Die Muschelsucher
trug eine alte Strickjacke und hatte Pantoffeln angezogen. Seine Hand fühlte sich genauso rauh und schwielig an wie damals, sie freute sich, ihn wiederzusehen, und hätte ihn gern umarmt, tat es aber nicht, weil sie wußte, daß er dann noch verlegener werden würde. »Wie geht es dir? Wie schön, dich wiederzusehen.«
»Ich freu mich auch.« Sie gaben sich feierlich die Hand. Sein Blick wanderte wieder zu seiner Frau, die sich nun aufsetzte, sich die Nase putzte und mehr oder weniger die Fassung zurückgewonnen hatte. »Ich hab den Krach schon draußen gehört und dachte, jemand will die Katze umbringen. Ihr habt sicher schon Tee getrunken, ja?«
»Nein, noch nicht. Wir hatten noch keine Zeit dazu. Wir hatten uns soviel zu erzählen.«
»Der Kessel ist fast leer gekocht. Ich hab ihn wieder vollgemacht, als ich hereingekommen bin.«
»O Gott, das tut mir leid.

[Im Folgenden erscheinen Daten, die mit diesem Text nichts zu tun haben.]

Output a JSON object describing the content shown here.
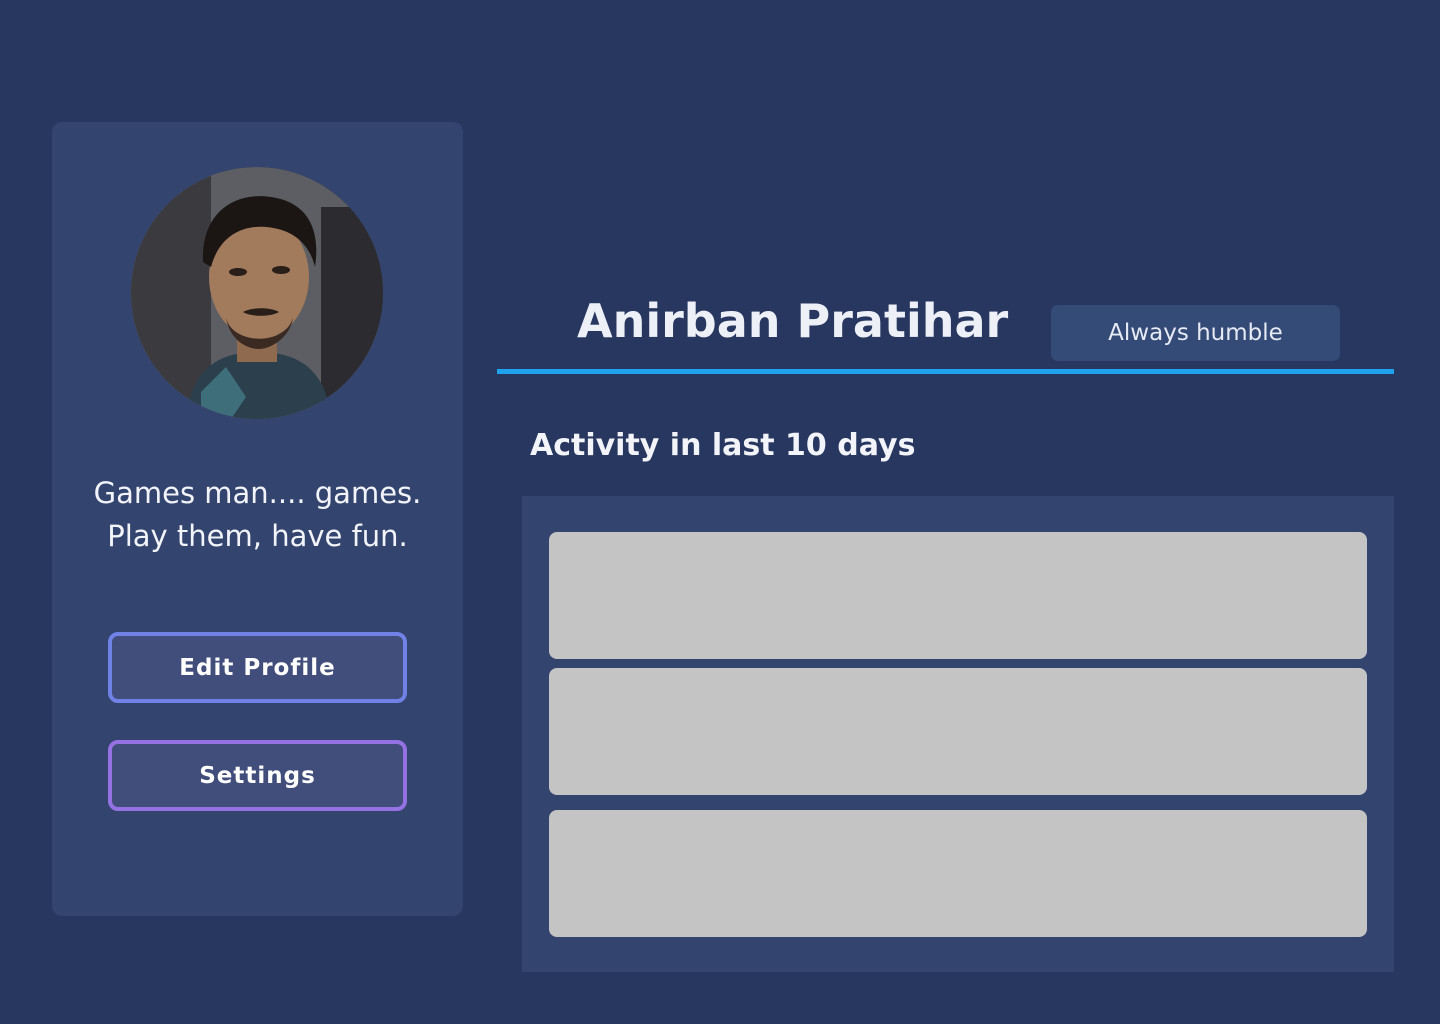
{
  "profile": {
    "name": "Anirban Pratihar",
    "status": "Always humble",
    "bio_line1": "Games man.... games.",
    "bio_line2": "Play them, have fun.",
    "avatar_alt": "Profile photo"
  },
  "actions": {
    "edit_label": "Edit Profile",
    "settings_label": "Settings"
  },
  "activity": {
    "title": "Activity in last 10 days",
    "items": [
      "",
      "",
      ""
    ]
  },
  "colors": {
    "background": "#283760",
    "card": "#33446f",
    "accent_divider": "#1ea2ee",
    "edit_border": "#7082e6",
    "settings_border": "#9572e4",
    "placeholder": "#c4c4c4"
  }
}
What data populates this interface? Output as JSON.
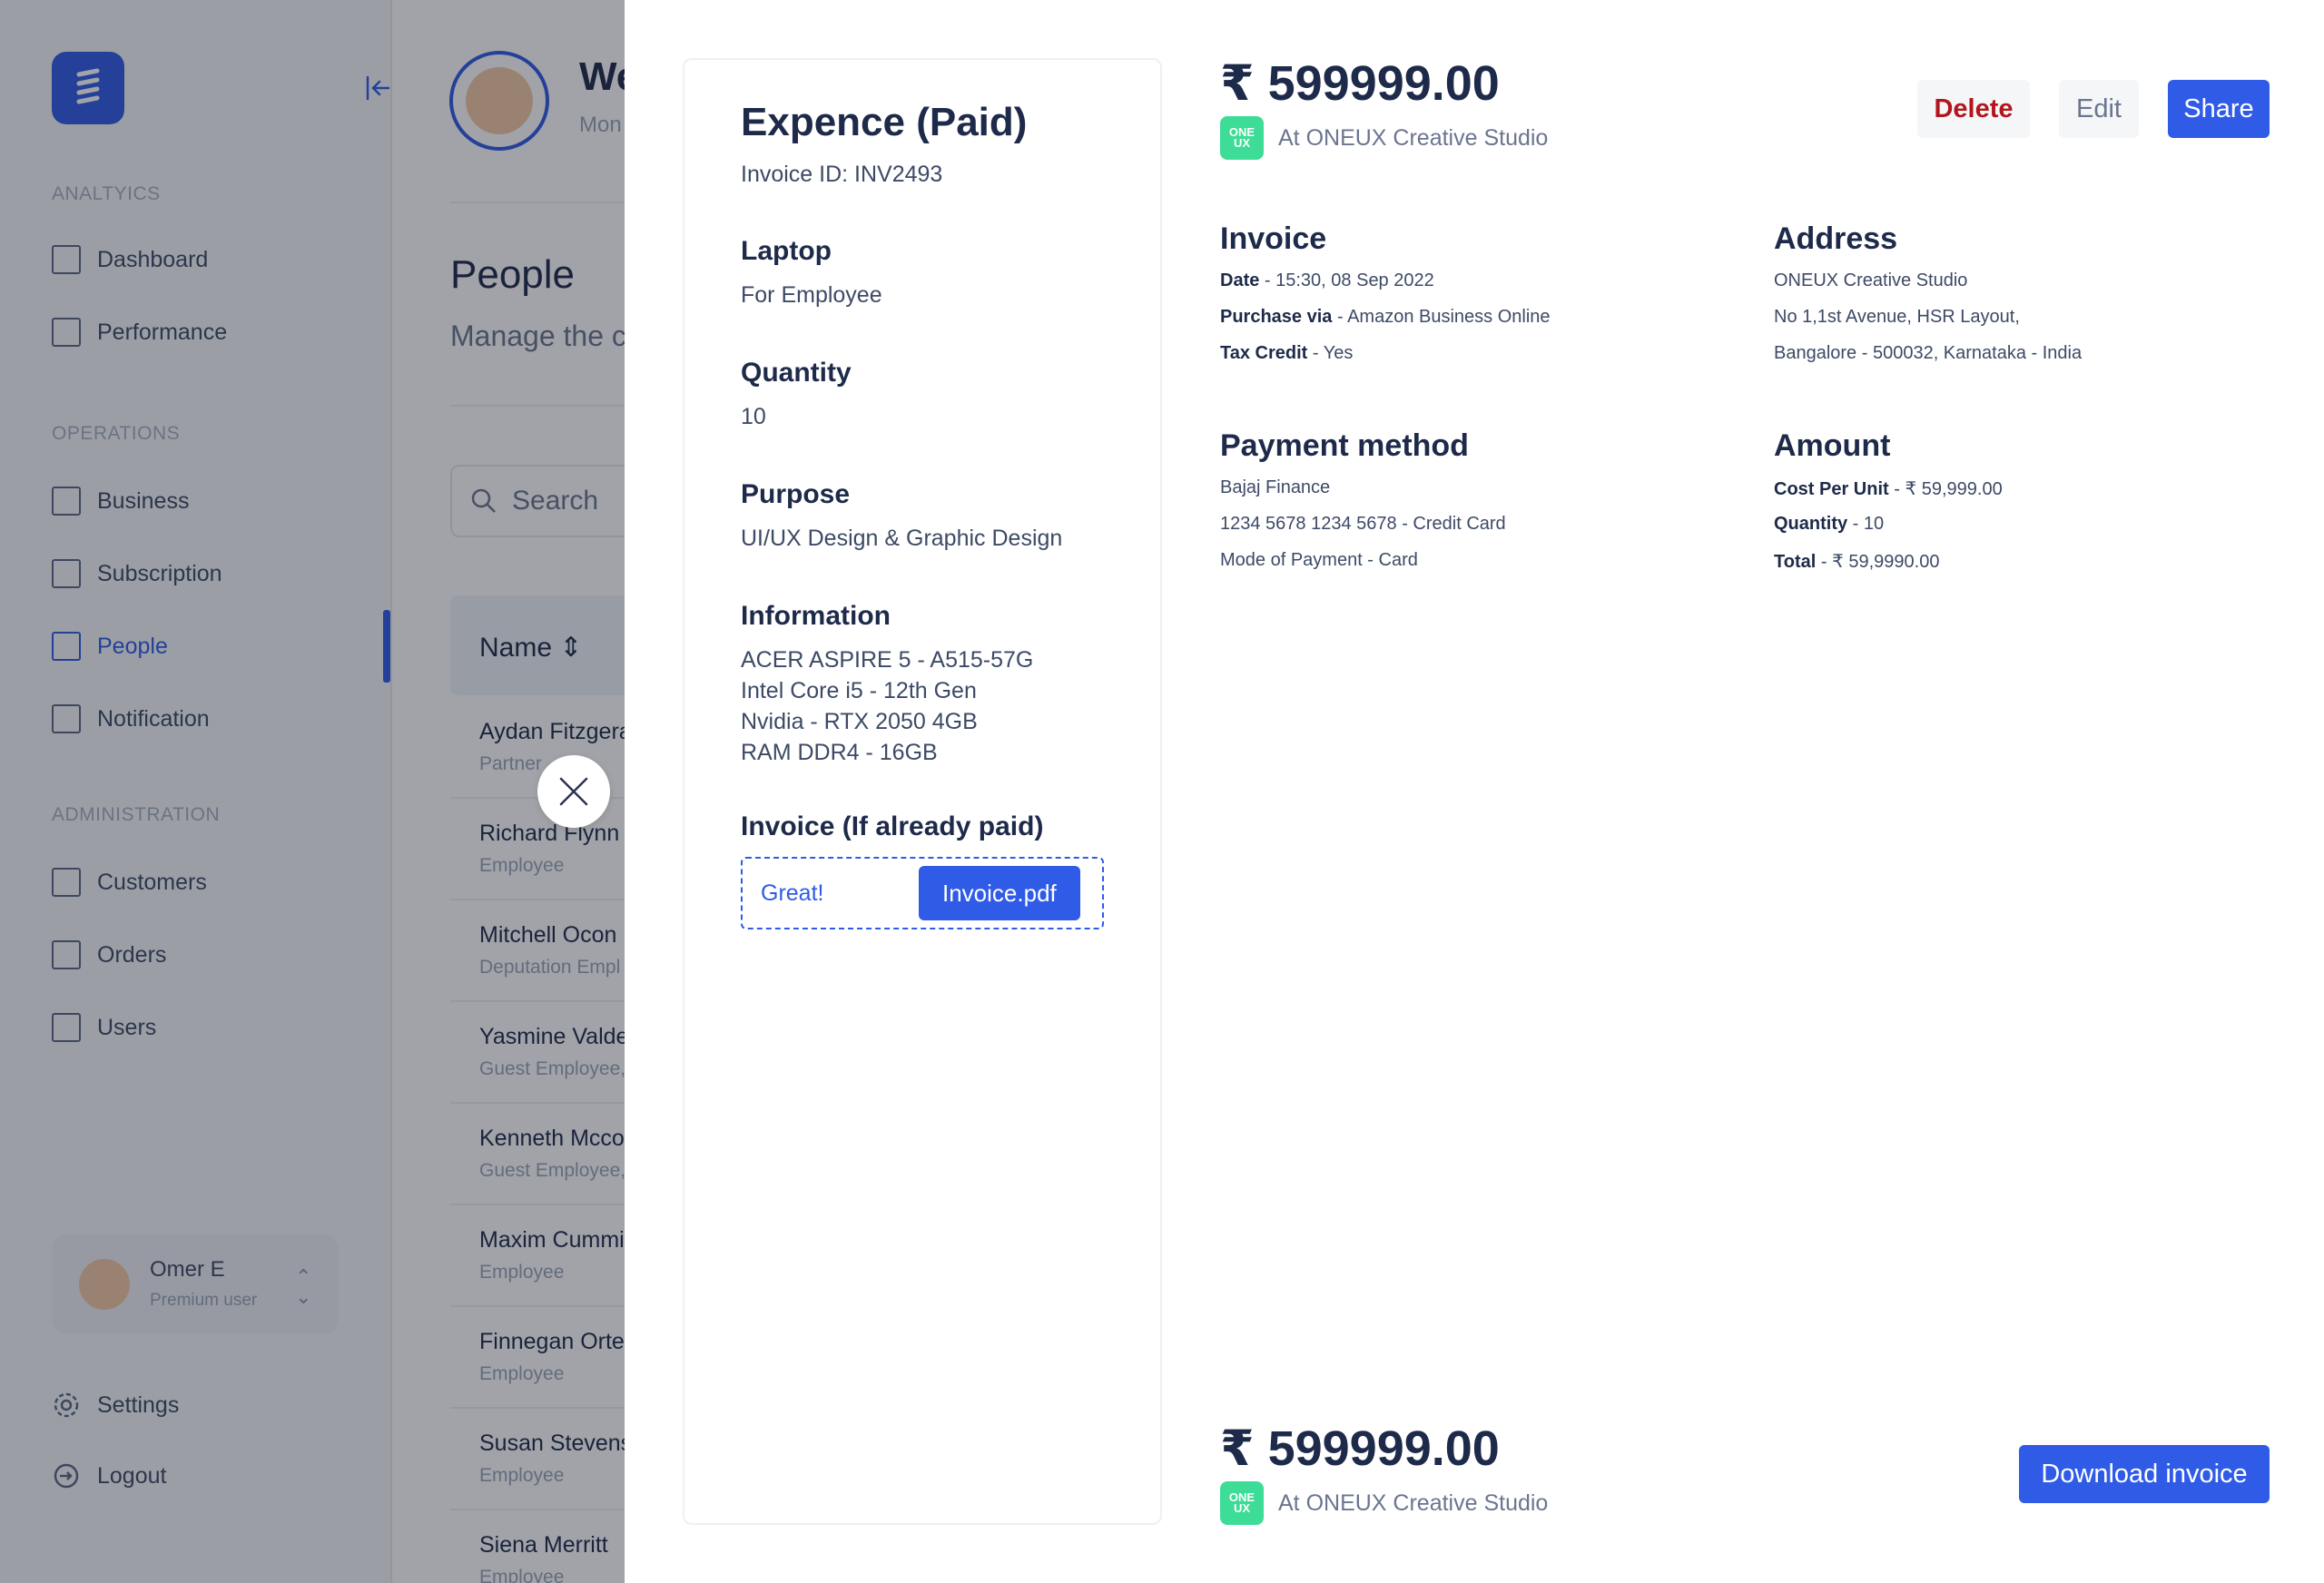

Ich hab ihn total vergessen.« Doris stand auf. »Ich gehe jetzt und mache Tee. Ernie, Penelope hat dir eine Flasche Whisky mitgebracht.«
»Oh, sehr schön. Vielen Dank.« Er schob den Ärmel der Strickjacke hoch und sah auf seine große billige Armbanduhr. »Halb sechs.« Er blickte mit einem seltenen Funkeln in den Augen auf. »Warum lassen wir nicht den Tee aus und gehen gleich zum Whisky über?«
»Ernie Penberth! Du alte Schnapsdrossel! Kommt nicht in Frage.«
»Ich finde, es ist ein sehr guter Vorschlag«, sagte Penelope mit fester Stimme. »Wir haben uns schließlich vierzig Jahre nicht gesehen. Wenn das kein Grund zum Feiern ist, was dann?« So wurde aus der Teegesellschaft eine fröhliche kleine Party. Der Whisky löste Ernie die Zunge, und wenn Danus und Antonia nicht gekommen wären, hätten die drei bis in den Abend hinein zechen können. Penelope hatte jedes Zeitgefühl verloren, und das Läuten an der Tür überraschte sie genauso wie Doris und Ernie.
»Wer kann das sein?« fragte Doris, ungehalten über die Störung. Penelope sah zur Uhr. »Um Gottes willen, es ist schon sechs. Ich hatte keine Ahnung, daß es schon so spät ist. Das sind bestimmt Danus und Antonia, sie wollen mich abholen.«
»Die Zeit vergeht im Nu, wenn man in angenehmer Gesellschaft ist«, sagte Doris und stemmte sich aus ihrem Sessel, um zu öffnen. Sie hörten, wie sie sagte: »Kommen Sie herein, sie wartet schon auf Sie. Ein bißchen beschwipst wie wir alle, aber Sie werden sie schon heil nach Haus bringen.« Penelope trank hastig ihr Glas aus und stellte es wieder hin, damit sie nicht dachten, sie seien zu früh gekommen. Dann kamen sie alle in das kleine Zimmer und wurden miteinander bekannt gemacht. Ernie ging in die Küche und kam mit zwei weiteren Gläsern zurück.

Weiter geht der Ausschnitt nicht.